I completed my undergraduate studies in physiology and neurobiology at the University of Maryland, but it wasn’t until I attended Howard University College of Medicine that I wanted to become an orthopaedic surgeon. I would walk the hallways and marvel at the pictures on the walls of previously trained and impactful African American surgeons like Dr. LaSalle Leffall. These surgeons, and other physicians on these walls, trained at a time when they were the only doctors providing care for the underserved. They championed access for all at a time in our country where healthcare was a privilege and not a right. Howard gave me the will, purpose, and confidence to seek a surgical sub-specialty in which the majority of physicians were Caucasian males. I was in an environment where women and African Americans were encouraged to pursue orthopedics, which was not the case for friends of mine at majority institutions. I did not realize this until my first away sub-internship elective. There, I was asked, for the first time, “Why are you doing orthopedics and not pediatrics or OB-GYN?” I remember this distinctly because I was asked this same question from 20 other orthopaedic programs.
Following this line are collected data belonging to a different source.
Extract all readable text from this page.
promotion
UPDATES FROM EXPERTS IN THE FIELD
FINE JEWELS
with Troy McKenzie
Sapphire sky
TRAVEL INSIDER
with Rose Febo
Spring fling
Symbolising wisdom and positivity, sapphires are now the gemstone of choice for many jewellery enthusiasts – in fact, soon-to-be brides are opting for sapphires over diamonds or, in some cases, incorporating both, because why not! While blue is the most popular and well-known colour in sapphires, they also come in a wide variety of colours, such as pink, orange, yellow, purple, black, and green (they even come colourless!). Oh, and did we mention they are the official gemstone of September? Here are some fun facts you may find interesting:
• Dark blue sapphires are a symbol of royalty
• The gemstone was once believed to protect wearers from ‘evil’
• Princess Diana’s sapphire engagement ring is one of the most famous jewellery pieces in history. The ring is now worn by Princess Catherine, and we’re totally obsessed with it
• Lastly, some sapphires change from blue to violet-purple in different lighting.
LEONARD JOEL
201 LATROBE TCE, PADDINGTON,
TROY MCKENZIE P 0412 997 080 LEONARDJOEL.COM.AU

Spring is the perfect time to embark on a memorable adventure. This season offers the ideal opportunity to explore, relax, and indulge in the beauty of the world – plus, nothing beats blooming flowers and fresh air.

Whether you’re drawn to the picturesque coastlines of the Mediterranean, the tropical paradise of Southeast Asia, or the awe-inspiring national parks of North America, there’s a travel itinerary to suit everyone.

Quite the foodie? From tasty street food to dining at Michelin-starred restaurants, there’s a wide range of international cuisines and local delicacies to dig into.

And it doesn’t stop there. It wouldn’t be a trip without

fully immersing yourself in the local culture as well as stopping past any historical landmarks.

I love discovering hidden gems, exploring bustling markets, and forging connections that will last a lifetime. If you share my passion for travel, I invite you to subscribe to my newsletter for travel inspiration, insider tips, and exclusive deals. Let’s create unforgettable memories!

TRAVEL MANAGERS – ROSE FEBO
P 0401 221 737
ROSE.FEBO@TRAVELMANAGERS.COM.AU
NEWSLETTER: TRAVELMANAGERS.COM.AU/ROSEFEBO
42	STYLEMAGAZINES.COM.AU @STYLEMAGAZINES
Northwestern was distinct in my mind, at least initially, because they asked a different question. During my fourth year sub-internship elective at Northwestern Memorial Hospital (NMH), I was asked, “What do you hope to accomplish in orthopedics?” This question continues to resonate with me. Here, there was an expectation from the beginning that I belonged, that I was of value, and that I had something to offer not only this institution but also my sub-specialty. I share this story when I talk to medical students of color and women interested in pursuing orthopedics. I tell them to search for a program that is asking this question, or something like it. I am extremely grateful to the Office of Diversity and Inclusion for affording me the opportunity to rotate at Northwestern. From the day I arrived on campus for the residency showcase as a 3rd year medical student and during my time in the visiting student clerkship, I have felt valued and supported by the Office of Diversity and Inclusion as well as by the general Northwestern community.
When I graduate this upcoming year, I will be the first African American woman to graduate from the orthopaedic surgery program at NMH. This has weighed on me heavily over the last four years, and has only pushed me to mentor those who should follow in my footsteps. My passion for the field of orthopedics, and my dedication to my community are a result of my childhood experiences. I owe it to my family, who sacrificed so much, to help bring the next generation forward.